伯爵令嬢のあなたが知らないなら、私も知らないことにしたいので適当に濁しましょう。

「さ、さあ、ですがティアナも急に決まったといっていたので、最近だと…」

「じゃあ、やっぱりもうティアナ様は剣術の授業は受けてくれないのか?」

ちょ…あなた婚約者いますよね。内容には気を付けて。はぁ、ティアナは飾らないところが受けて実際はおてんば姫と呼んでいるのは、高位の一部貴族や夜会に来るお姉さま方位だ。
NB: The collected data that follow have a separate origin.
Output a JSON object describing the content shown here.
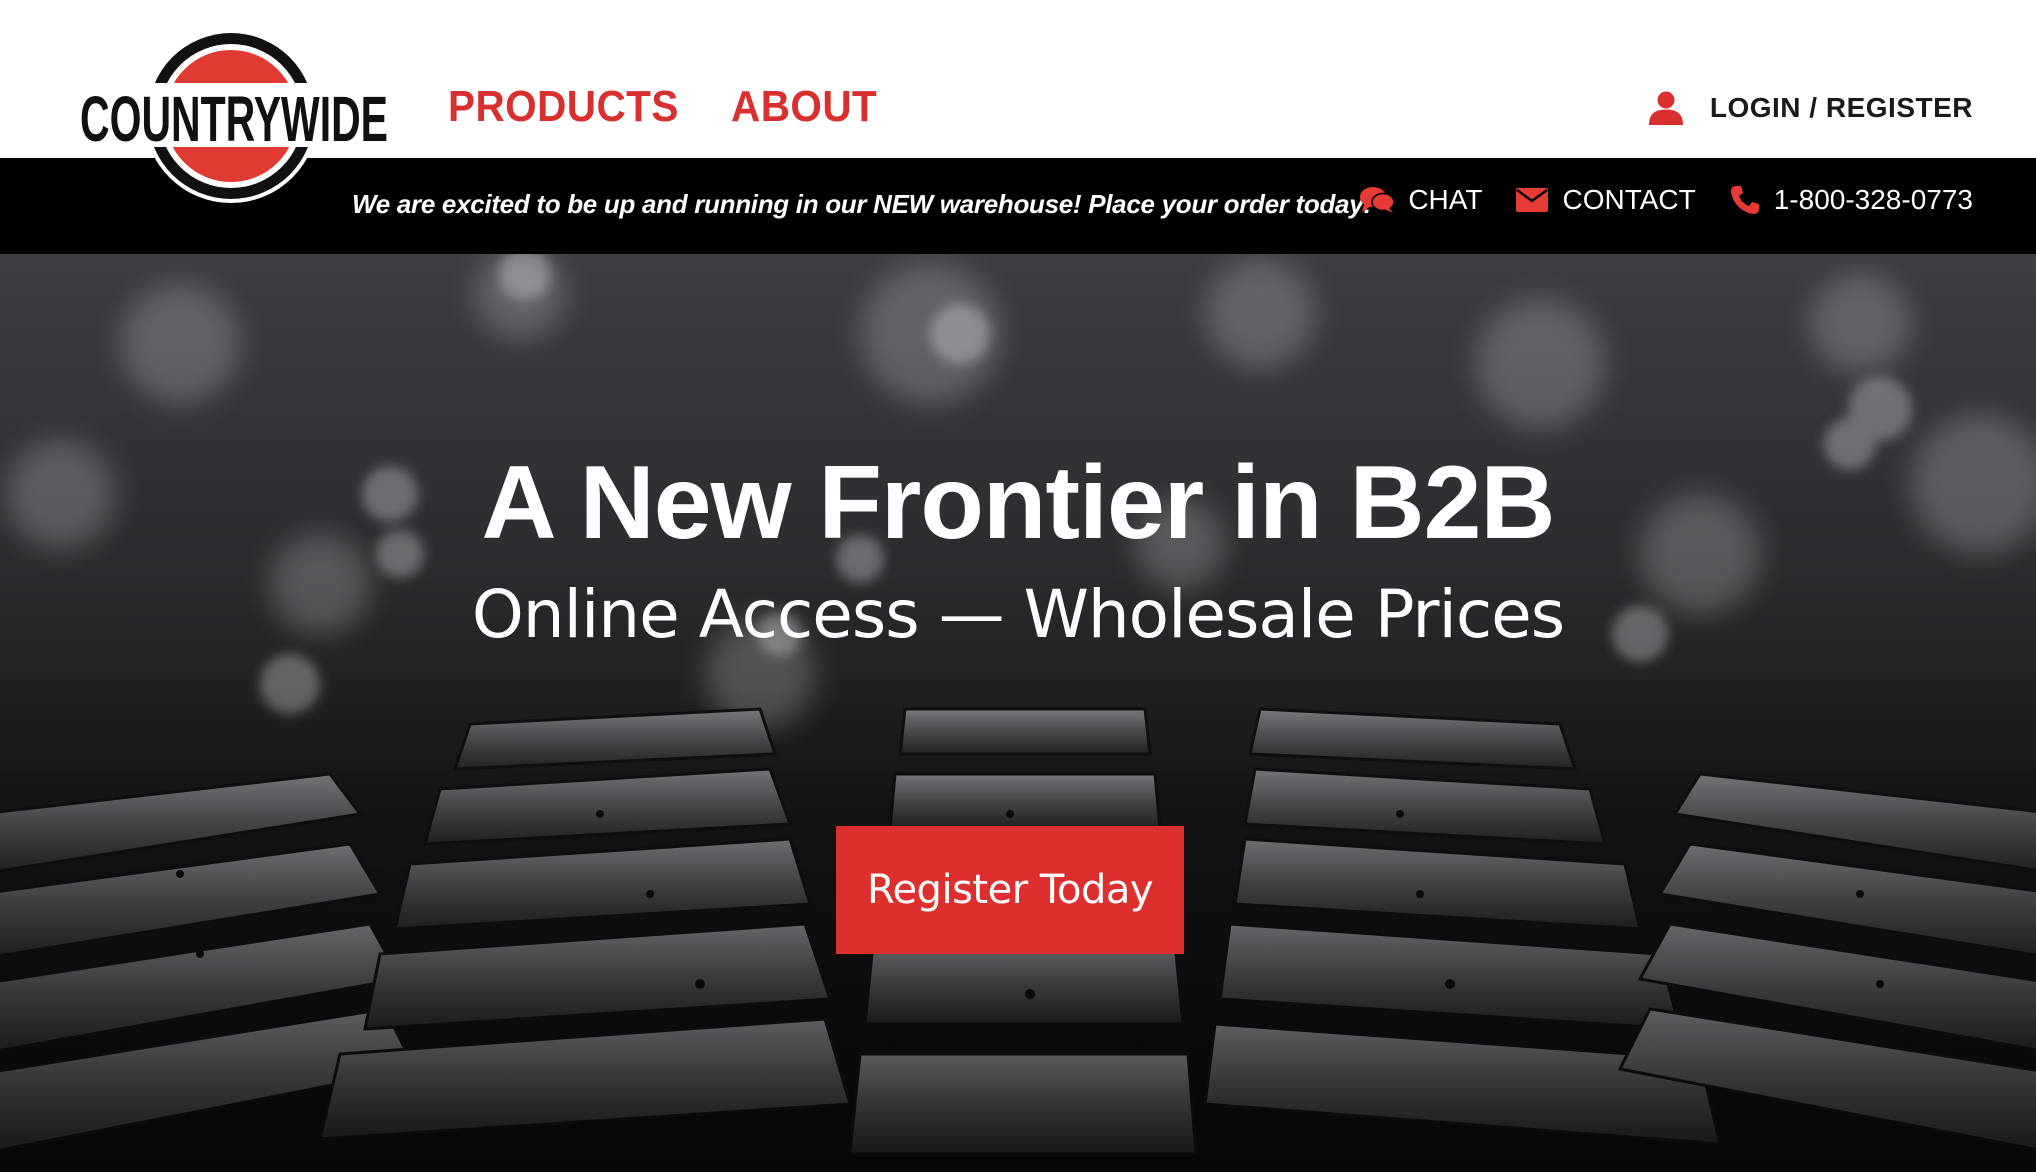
{
  "brand": {
    "logo_text": "COUNTRYWIDE",
    "primary_color": "#d92f2f"
  },
  "nav": {
    "items": [
      {
        "label": "PRODUCTS"
      },
      {
        "label": "ABOUT"
      }
    ]
  },
  "account": {
    "login_label": "LOGIN / REGISTER",
    "icon": "user-icon"
  },
  "topbar": {
    "announcement": "We are excited to be up and running in our NEW warehouse! Place your order today!",
    "chat_label": "CHAT",
    "contact_label": "CONTACT",
    "phone": "1-800-328-0773"
  },
  "hero": {
    "title": "A New Frontier in B2B",
    "subtitle": "Online Access — Wholesale Prices",
    "cta_label": "Register Today"
  }
}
はつらつとした話し方が好まれて、身内の多いパーティーでは彼女も元気に話すので、おじさま方の受けもいい。しかし、本人に聞いて欲しいのだけど。

「さすがにそれは…騎士爵の方で面識もありませんので何とも言えませんね。本人に聞いたらいかがですか?」

「そんなことできるわけがないだろう。何を話していいか…それにあの笑顔を向けられたら…」

「ああ……」

アホですか。ああ、でも彼女に簡単に聞けそうな人が一人いましたね。その人を使わせてもらって解放してもらいましょう。

「では、グライム様にお願いしては?彼ならそういったこともなく聞けるのではないですか?」

「グライム様か…確かにあの単細…真っ直ぐな方ならうってつけだ。ありがとうサーラ嬢」

まだ、聞きたそうな人たちもそろそろ時間なのでお引き取りいただいた。これが続くのだろうか…。ちなみにグライムというのはグライム=バルクといい、バルク伯爵家の次男だ。2代に1代は騎士団長という武闘派で彼自身もかなりの腕前だという。実際にティアナも彼に対しては通算負け越しだ。特に入学時はともかく、最近は負けが込んでいて悔しがっていた。家で学ぶのに限りあるティアナとグライム様では全然違うと思うのだが当人は負けること自体が悔しいとのこと。

「まあ、これで次の時間は少なくともグライム様のところに話を持っていくでしょうし昼までは持つでしょう」

何もわかっていない顔でのほほんと席でペンを走らせている友人を見ながら私は席に戻ったのだった。